Zero-Shot Cost Models for Distributed Stream Processing
Roman Heinrich, Manisha Luthra, Harald Kornmayer, Carsten Binnig
Zero-Shot cost models aim to provide accurate cost predictions on dynamic and unseen workloads of Distributed Stream Processing Systems (DSPS). A major premise of this work is that the proposed learned model can generalize to the dynamics of streaming workloads out-of-the-box. This means a model once trained can accurately predict performance metrics such as latency and throughput even if the characteristics of the data and workload or the deployment of operators to hardware changes at runtime. That way, the model can be used to solve tasks such as optimizing the placement of operators to minimize the end-to-end latency of a streaming query or maximize its throughput even under varying conditions.
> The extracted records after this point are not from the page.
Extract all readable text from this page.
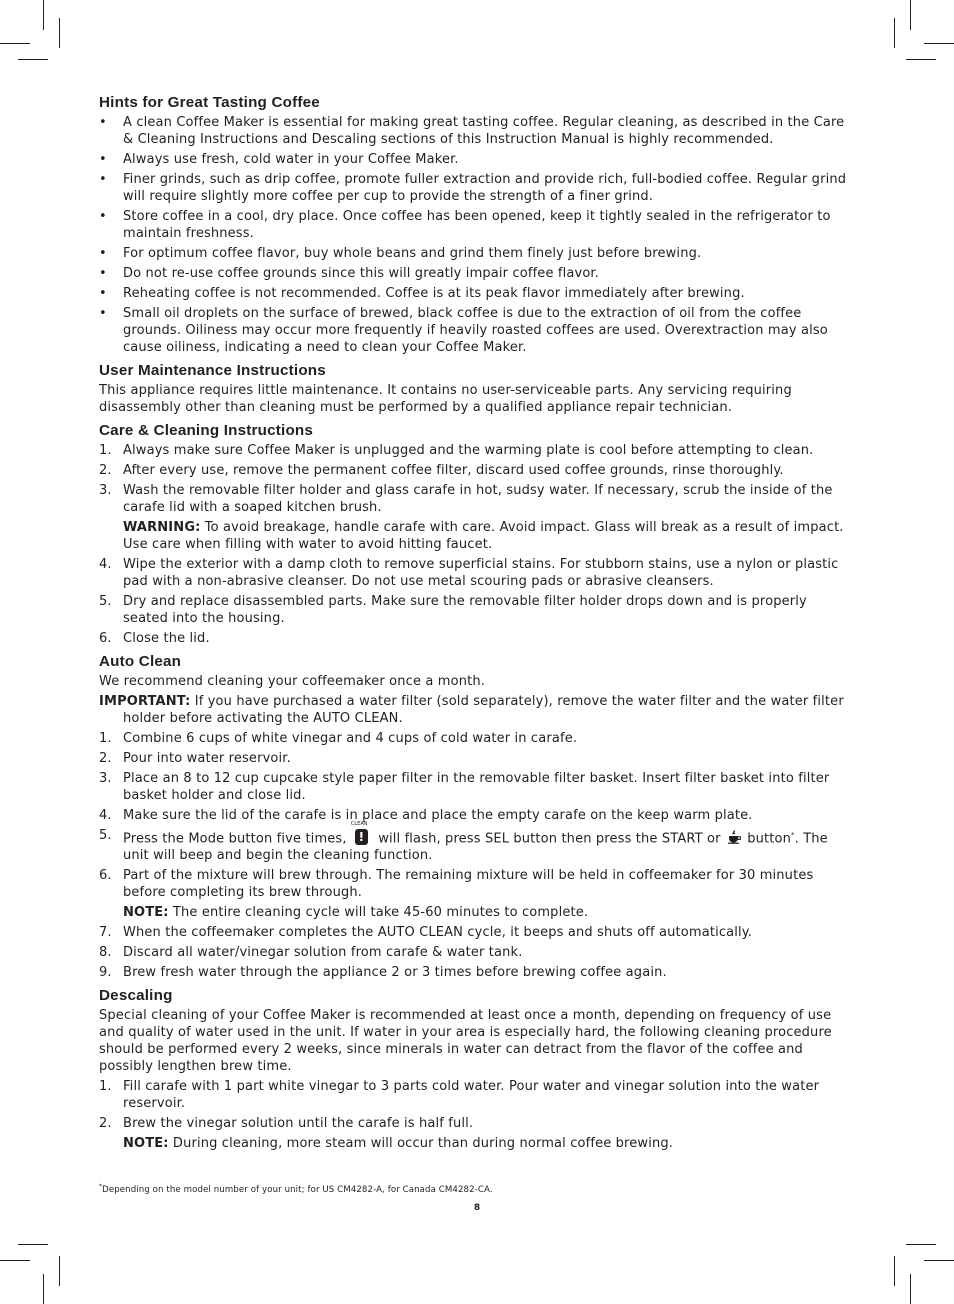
Hints for Great Tasting Coffee
• A clean Coffee Maker is essential for making great tasting coffee. Regular cleaning, as described in the Care & Cleaning Instructions and Descaling sections of this Instruction Manual is highly recommended.
• Always use fresh, cold water in your Coffee Maker.
• Finer grinds, such as drip coffee, promote fuller extraction and provide rich, full-bodied coffee. Regular grind will require slightly more coffee per cup to provide the strength of a finer grind.
• Store coffee in a cool, dry place. Once coffee has been opened, keep it tightly sealed in the refrigerator to maintain freshness.
• For optimum coffee flavor, buy whole beans and grind them finely just before brewing.
• Do not re-use coffee grounds since this will greatly impair coffee flavor.
• Reheating coffee is not recommended. Coffee is at its peak flavor immediately after brewing.
• Small oil droplets on the surface of brewed, black coffee is due to the extraction of oil from the coffee grounds. Oiliness may occur more frequently if heavily roasted coffees are used. Overextraction may also cause oiliness, indicating a need to clean your Coffee Maker.
User Maintenance Instructions

This appliance requires little maintenance. It contains no user-serviceable parts. Any servicing requiring disassembly other than cleaning must be performed by a qualified appliance repair technician.

Care & Cleaning Instructions
1. Always make sure Coffee Maker is unplugged and the warming plate is cool before attempting to clean.
2. After every use, remove the permanent coffee filter, discard used coffee grounds, rinse thoroughly.
3. Wash the removable filter holder and glass carafe in hot, sudsy water. If necessary, scrub the inside of the carafe lid with a soaped kitchen brush.
WARNING: To avoid breakage, handle carafe with care. Avoid impact. Glass will break as a result of impact. Use care when filling with water to avoid hitting faucet.
4. Wipe the exterior with a damp cloth to remove superficial stains. For stubborn stains, use a nylon or plastic pad with a non-abrasive cleanser. Do not use metal scouring pads or abrasive cleansers.
5. Dry and replace disassembled parts. Make sure the removable filter holder drops down and is properly seated into the housing.
6. Close the lid.
Auto Clean

We recommend cleaning your coffeemaker once a month.

IMPORTANT: If you have purchased a water filter (sold separately), remove the water filter and the water filter holder before activating the AUTO CLEAN.
1. Combine 6 cups of white vinegar and 4 cups of cold water in carafe.
2. Pour into water reservoir.
3. Place an 8 to 12 cup cupcake style paper filter in the removable filter basket. Insert filter basket into filter basket holder and close lid.
4. Make sure the lid of the carafe is in place and place the empty carafe on the keep warm plate.
5. Press the Mode button five times,
CLEAN
! will flash, press SEL button then press the START or button*. The unit will beep and begin the cleaning function.
6. Part of the mixture will brew through. The remaining mixture will be held in coffeemaker for 30 minutes before completing its brew through.
NOTE: The entire cleaning cycle will take 45-60 minutes to complete.
7. When the coffeemaker completes the AUTO CLEAN cycle, it beeps and shuts off automatically.
8. Discard all water/vinegar solution from carafe & water tank.
9. Brew fresh water through the appliance 2 or 3 times before brewing coffee again.
Descaling

Special cleaning of your Coffee Maker is recommended at least once a month, depending on frequency of use and quality of water used in the unit. If water in your area is especially hard, the following cleaning procedure should be performed every 2 weeks, since minerals in water can detract from the flavor of the coffee and possibly lengthen brew time.

1. Fill carafe with 1 part white vinegar to 3 parts cold water. Pour water and vinegar solution into the water reservoir.
2. Brew the vinegar solution until the carafe is half full.
NOTE: During cleaning, more steam will occur than during normal coffee brewing.
*Depending on the model number of your unit; for US CM4282-A, for Canada CM4282-CA.
8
Our evaluation on a well-known DSPS, Apache Storm, shows that the model can predict accurately for unseen workloads and queries while generalizing across real-world benchmarks
PANDA: Performance Prediction for Parallel and Dynamic Stream Processing
Pratyush Agnihotri, Boris Koldehofe, Carsten Binnig, Manisha Luthra
PANDA focuses on selection of appropriate resources for parallel stream processing under the presence of dynamic and unseen workloads. The main idea is to predict optimal parallelism degrees for resources using zero-shot cost models for massively parallel operations of DSPS. A core challenge we aim to solve in this work is to predict when and how to scale data-parallel and task-parallel operations in DSPS to ensure the elasticity demands. Our preliminary evaluation on a widely used DSPS, Apache Flink, shows a high influence of parallelism mechanisms on the performance characteristics of DSPS for different workloads that needs to be learnt and adapted by PANDA's learned model.